Birch, Barkett Agreed in Georgia Case

This ongoing debate between Birch and Barkett may make them seem polar opposites on issues of sexual rights, but it’s not that simple. Birch is a 1990 appointee of President Bush on the largely conservative 11th Circuit. In 1997, he joined Barkett, a former nun and 1994 President Clinton appointee considered one of the few liberals on the court, in a case about the rights of a homosexual Georgia lawyer.

Robin Shahar had sued then-Georgia Attorney General Michael J. Bowers for rescinding a job offer after he learned Shahar was going to have a marriage ceremony with her lesbian partner.

The 11th Circuit rejected Shahar’s suit against Bowers, but Birch wrote a dissent, joined by Barkett and two others, arguing Shahar’s relationship “qualifies as a protected intimate association under the First Amendment ... .” Shahar v. Bowers, 114 F.3d 1097 (11th Cir. 1997).

Comments from the American Civil Liberties Union, which represented the plaintiffs, could not be obtained by press time. Alabama AG Troy King issued a statement saying the 11th Circuit had “done its duty.”

According to the Alabama trial judge’s review of sex laws, only Georgia and Texas also have bans on sex toys. Alan I. Begner, an Atlanta lawyer who represents sex shops, said Georgia’s ban is “nearly identical” to Alabama’s law.

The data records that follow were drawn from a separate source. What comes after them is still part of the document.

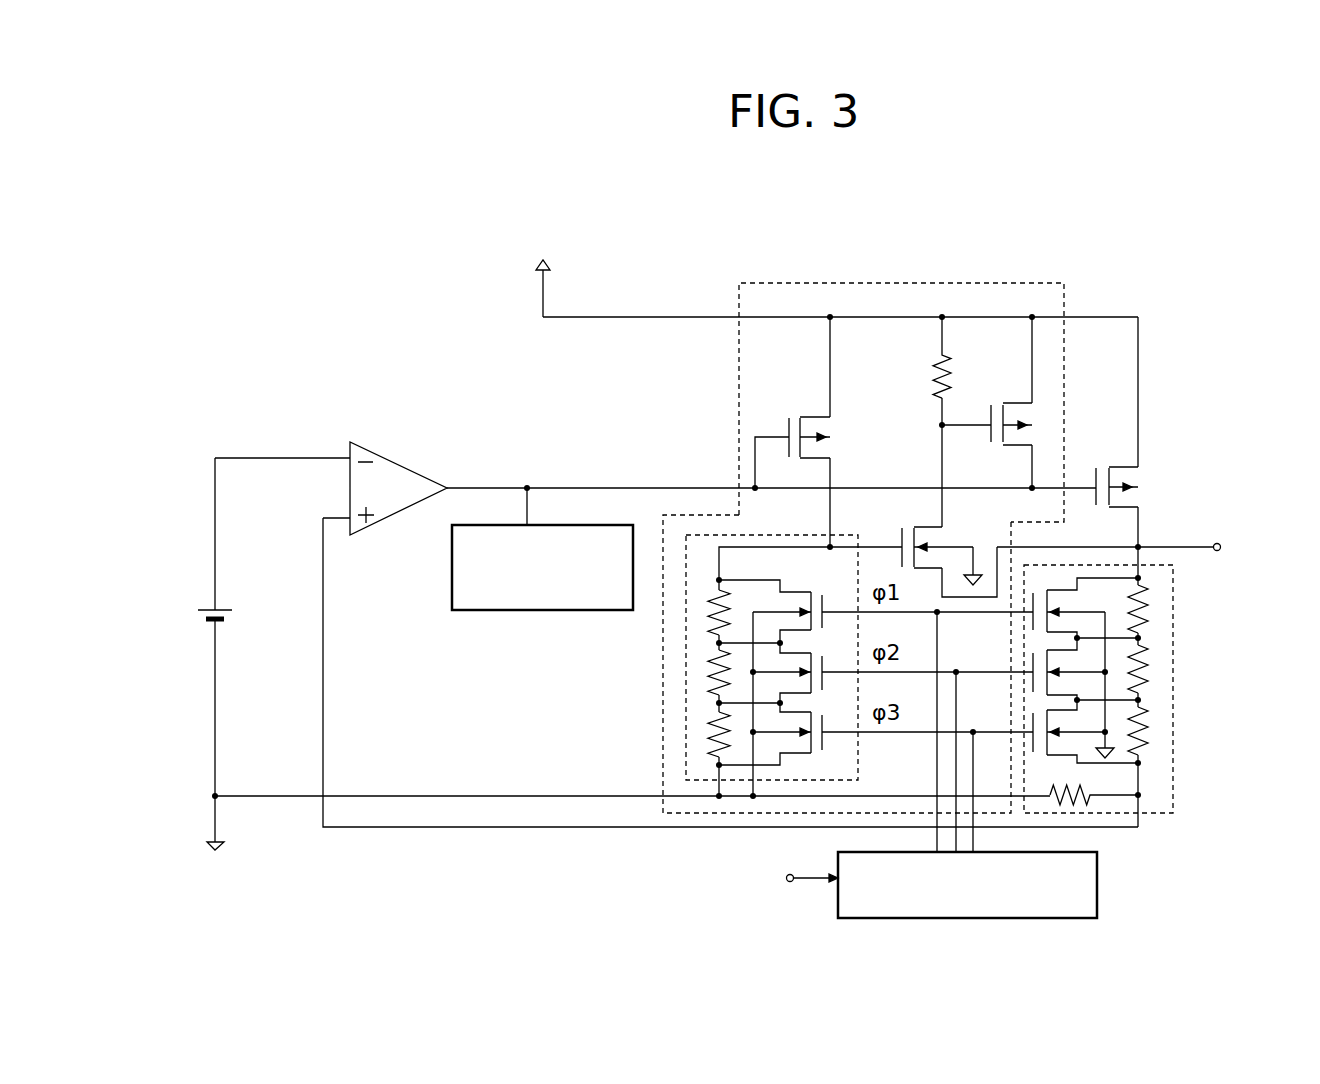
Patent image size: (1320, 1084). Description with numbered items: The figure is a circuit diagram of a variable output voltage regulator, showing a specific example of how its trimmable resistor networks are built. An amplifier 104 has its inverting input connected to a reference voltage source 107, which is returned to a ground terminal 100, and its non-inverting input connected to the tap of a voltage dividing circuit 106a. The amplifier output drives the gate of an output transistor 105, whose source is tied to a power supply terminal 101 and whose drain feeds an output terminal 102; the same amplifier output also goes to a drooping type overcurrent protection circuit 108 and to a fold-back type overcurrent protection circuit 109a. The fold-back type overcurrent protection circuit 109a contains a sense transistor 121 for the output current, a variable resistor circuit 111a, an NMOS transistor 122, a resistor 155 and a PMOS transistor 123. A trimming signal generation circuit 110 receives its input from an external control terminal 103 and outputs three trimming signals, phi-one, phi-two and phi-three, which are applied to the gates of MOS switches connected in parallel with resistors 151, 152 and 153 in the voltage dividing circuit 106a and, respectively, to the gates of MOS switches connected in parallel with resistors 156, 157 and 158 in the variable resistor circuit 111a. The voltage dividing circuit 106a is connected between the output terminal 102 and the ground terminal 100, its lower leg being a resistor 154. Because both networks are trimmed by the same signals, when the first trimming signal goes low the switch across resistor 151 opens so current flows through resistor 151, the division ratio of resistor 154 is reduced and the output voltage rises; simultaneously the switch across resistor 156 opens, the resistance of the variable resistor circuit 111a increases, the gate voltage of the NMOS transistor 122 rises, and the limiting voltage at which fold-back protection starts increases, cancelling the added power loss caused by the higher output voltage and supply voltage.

The ground terminal 100 is at (238, 840).
The power supply terminal 101 is at (574, 286).
The output terminal 102 is at (1121, 528).
The external control terminal 103 is at (780, 878).
The amplifier 104 is at (421, 468).
The output transistor 105 is at (1163, 465).
The voltage dividing circuit 106a is at (1130, 723).
The reference voltage source 107 is at (184, 627).
The drooping type overcurrent protection circuit 108 is at (502, 597).
The fold-back type overcurrent protection circuit 109a is at (851, 402).
The trimming signal generation circuit 110 is at (1018, 885).
The variable resistor circuit 111a is at (721, 638).
The sense transistor 121 is at (791, 411).
The NMOS transistor 122 is at (901, 512).
The PMOS transistor 123 is at (1028, 393).
The resistor 151 is at (1189, 629).
The resistor 152 is at (1189, 690).
The resistor 153 is at (1189, 752).
The resistor 154 is at (1103, 825).
The resistor 155 is at (907, 376).
The resistor 156 is at (646, 617).
The resistor 157 is at (646, 678).
The resistor 158 is at (646, 741).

“On the face of it, sex toys are illegal to sell,” Begner said, but he said shops can survive prosecution if they can prove their products are “for novelty use only.”

The laws do not affect the use of Viagra or similar drugs, the 11th Circuit decision stated.

Begner added that in Georgia a physician may prescribe the use of a sex toy, but the allowance does not apply to a therapist who has only a Ph.D.